Пусть говорят что хотят, чтобы выразиться покрасивее, цвет осенней листвы, пряничный, но эта девица – рыжая. Да, огненно-рыжая, адски рыжая, это первое, что поражает, когда глядишь на нее, даже раньше ее красоты – ее волосы, с которыми не может сравниться само солнце, полуденное солнце в самом разгаре лета.
Колдунья. Колдунья. Колдунья.
Нелепая мысль? О! Она долго казалась мне нелепой, мне тоже. Ты знаешь меня, Тома, я рациональна, у меня ко всему научный подход, на моем жалком уровне, конечно, я атеистка со времен уроков катехизиса, где на себе испытала чужую злобу. Я всегда была одна-одинешенька, сидела в своем углу, и никто со мной не говорил, из-за дома, из-за этого дома и его ставшей притчей во языцех дурной кармы. Возлюби ближнего своего как себя самого – хорошие слова, но я ничего такого там не видела, а только шайку маленьких шлюх, которые насмехались надо мной и не подпускали к себе.
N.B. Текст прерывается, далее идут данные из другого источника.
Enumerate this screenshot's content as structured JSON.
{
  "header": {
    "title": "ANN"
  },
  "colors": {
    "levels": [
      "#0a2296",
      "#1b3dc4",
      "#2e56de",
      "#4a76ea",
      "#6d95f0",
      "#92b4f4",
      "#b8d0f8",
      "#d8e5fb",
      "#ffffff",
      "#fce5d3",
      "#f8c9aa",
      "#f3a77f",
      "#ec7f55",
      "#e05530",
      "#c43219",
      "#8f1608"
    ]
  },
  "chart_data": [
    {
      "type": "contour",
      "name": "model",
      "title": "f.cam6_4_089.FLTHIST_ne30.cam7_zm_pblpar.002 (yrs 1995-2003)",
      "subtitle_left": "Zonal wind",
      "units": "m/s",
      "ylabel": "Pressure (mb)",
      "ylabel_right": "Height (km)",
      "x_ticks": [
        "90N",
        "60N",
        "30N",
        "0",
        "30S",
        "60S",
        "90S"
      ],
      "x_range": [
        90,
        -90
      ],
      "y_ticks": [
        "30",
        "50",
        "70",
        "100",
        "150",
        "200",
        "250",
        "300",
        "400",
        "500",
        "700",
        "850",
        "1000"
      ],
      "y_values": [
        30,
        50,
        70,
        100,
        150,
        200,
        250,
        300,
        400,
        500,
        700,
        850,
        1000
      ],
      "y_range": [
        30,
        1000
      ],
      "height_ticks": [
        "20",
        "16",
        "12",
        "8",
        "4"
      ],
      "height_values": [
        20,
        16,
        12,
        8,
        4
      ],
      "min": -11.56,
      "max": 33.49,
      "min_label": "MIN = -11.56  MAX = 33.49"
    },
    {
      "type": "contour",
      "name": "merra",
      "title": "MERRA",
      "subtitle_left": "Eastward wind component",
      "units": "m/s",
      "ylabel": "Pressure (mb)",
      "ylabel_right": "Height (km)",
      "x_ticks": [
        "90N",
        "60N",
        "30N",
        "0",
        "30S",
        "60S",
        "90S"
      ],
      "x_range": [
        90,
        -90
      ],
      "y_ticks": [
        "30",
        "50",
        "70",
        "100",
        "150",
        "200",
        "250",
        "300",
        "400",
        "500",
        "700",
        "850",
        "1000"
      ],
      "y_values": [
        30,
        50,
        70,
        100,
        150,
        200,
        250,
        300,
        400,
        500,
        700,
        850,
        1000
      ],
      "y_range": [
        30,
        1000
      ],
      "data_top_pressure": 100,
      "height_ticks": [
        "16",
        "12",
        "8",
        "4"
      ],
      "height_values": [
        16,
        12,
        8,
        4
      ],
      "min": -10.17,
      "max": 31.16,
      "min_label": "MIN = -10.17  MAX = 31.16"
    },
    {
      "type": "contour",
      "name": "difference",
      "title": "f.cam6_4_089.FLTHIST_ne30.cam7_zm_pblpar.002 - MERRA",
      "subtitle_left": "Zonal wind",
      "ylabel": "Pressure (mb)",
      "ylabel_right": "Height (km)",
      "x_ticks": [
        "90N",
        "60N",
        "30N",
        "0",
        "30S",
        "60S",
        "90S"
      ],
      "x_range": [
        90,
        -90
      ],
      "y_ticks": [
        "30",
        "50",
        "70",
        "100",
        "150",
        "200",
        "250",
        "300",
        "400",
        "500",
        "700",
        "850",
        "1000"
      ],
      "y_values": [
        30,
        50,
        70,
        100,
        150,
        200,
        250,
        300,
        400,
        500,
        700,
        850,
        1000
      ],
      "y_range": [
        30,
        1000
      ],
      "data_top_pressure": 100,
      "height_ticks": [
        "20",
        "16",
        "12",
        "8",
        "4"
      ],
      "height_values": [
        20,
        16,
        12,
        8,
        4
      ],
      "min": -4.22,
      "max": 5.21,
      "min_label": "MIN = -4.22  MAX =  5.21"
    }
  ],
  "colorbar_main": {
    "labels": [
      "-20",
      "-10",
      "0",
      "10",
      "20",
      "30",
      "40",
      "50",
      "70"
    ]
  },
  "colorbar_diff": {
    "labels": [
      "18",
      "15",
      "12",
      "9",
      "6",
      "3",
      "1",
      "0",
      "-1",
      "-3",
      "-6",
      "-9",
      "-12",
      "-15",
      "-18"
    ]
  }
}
Все эти издевки, необоснованные слухи и эти грехи, которые мне, всегда такой благоразумной, покорной, всегда послушной, приходилось выдумывать для исповеди ради моей матери, иначе священник посчитал бы меня лгуньей. После первого причастия родители оставили меня с этим в покое, и я больше никогда не молилась, никогда не верила ни во что, кроме самой себя. Играя, я переворачивала распятие над кроватью моей матери, делая вид, будто я «сатанистка», а прежде чем выйти из комнаты, переворачивала его обратно; бедная мама, она не знала, иначе бы это ее убило. Но мне становилось хорошо от этого, понимаешь? В кои-то веки я совершала грех, который не приходилось выдумывать.
Потом я выросла и совершенно забыла и Бога, и все остальное, ад и проклятие.
Погоди, звонок. Телефон звонит.
В девятнадцать тридцать. Твоя авария произошла около девятнадцати тридцати. Небо падает мне на голову.
Ведь я знала. Знала, Тома, потому что в девятнадцать тридцать, как раз перед тем, как зазвонили часы, на кухне появилась девчонка. Ее кожа была еще бледнее, чем обычно, сквозь нее просвечивала сетка вен, везде, на лице, в вырезе футболки, там, где начинается грудь. Она была уже не белой, а синей. Явилась с этим лицом, когда я разбирала почту. Я спросила, чего ей надо, проблемы с детьми? Она вроде хотела что-то сказать, открыла рот – даже ее губы потеряли цвет, – но не издала ни звука. Я все тверже настаивала: «Господи, Кристина, что творится?» Она тогда посмотрела на часы; как раз в тот миг прозвонило половину. И сказала: «Грас, прости, у меня дурное чувство». Я не поняла, продолжала спрашивать. «Дурное чувство насчет господина Тома. Будто с ним что-то случилось. Думаю, что-то плохое случилось с господином Тома».
Она так произнесла «господин Тома», что я взбесилась; уверяю тебя – словно субретка в эротическом фильме.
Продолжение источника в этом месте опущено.